What Your Hips Have To Do With Your Back Pain
Most rowing-related back pain doesn’t start in the back — it starts with limited hip flexion that forces the lumbar spine to do a job it was never built for.
Ask most athletes where rowing back pain comes from and they’ll point at the back. The research points somewhere else first: the hips.
The mobility number that matters
The range of a rower’s hip flexion should be at least 130 degrees, the knee range of motion should be full, the hamstrings should have good flexibility, and the trunk muscles — particularly the back and buttock muscles — should have good endurance to reduce the risk of back pain. That 130-degree figure isn’t arbitrary. It’s roughly the hip flexion needed to reach a strong catch position without asking the lower back to compensate.

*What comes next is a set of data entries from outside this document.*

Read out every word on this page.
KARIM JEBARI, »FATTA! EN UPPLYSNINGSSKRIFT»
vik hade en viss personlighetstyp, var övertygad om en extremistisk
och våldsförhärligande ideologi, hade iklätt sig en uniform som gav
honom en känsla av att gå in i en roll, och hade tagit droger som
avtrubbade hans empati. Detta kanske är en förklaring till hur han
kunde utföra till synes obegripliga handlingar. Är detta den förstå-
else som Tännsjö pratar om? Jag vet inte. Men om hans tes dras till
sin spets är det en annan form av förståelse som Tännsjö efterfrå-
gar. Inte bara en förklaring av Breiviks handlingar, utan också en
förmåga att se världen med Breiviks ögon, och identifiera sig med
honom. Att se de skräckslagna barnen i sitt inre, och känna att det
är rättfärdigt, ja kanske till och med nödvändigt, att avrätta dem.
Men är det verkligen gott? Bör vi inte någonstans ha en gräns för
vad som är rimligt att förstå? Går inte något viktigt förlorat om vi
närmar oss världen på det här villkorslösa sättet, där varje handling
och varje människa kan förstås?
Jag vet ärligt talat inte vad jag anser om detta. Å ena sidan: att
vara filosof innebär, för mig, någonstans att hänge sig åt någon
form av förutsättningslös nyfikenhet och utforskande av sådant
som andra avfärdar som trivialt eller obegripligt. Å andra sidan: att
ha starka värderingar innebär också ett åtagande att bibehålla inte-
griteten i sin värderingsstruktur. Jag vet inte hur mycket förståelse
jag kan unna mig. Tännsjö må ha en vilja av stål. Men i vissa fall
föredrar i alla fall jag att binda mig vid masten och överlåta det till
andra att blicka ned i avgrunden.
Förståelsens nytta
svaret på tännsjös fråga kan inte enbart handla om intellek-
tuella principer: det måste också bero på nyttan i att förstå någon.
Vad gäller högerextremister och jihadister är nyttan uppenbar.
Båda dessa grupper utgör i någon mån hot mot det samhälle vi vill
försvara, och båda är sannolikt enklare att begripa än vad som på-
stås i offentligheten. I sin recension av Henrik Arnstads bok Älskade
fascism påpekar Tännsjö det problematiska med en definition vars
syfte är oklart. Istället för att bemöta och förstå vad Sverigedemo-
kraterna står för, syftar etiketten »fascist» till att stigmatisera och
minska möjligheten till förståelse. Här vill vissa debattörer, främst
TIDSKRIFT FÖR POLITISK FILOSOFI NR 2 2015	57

When hip flexion falls short of that, the body still has to get the torso forward to reach the catch — it just borrows the range from somewhere else. In rowers with restricted hip flexion, the pelvis tends to tilt back, which loads the lower back more. The spine ends up flexing to make up the difference the hips couldn’t provide, stroke after stroke, for the entire session.
A test you can run on yourself
A related test is going from sitting to standing off a low step — a flat lower back and relaxed upper body through that movement correlates closely with an athlete’s ability to connect through the hips at a rowing catch, rather than compensating with the lower back.
What to actually do about it
- 01Train the range, not just the stroke. Hip mobility work off the machine — deep squats, hip flexor and hamstring work — pays off directly in how the catch position holds up under fatigue.
- 02Don’t chase depth you don’t have. Reaching for a longer catch than your hip mobility supports just transfers the missing range to your spine.
- 03Build trunk endurance, not just trunk strength. Endurance of the back and glute muscles is what keeps the spine in a protected position for an entire piece, not just the first ten strokes.
Fixing a rowing back-pain habit by focusing only on “keep your back straight” cues addresses the symptom. Addressing hip mobility addresses why the back was rounding in the first place.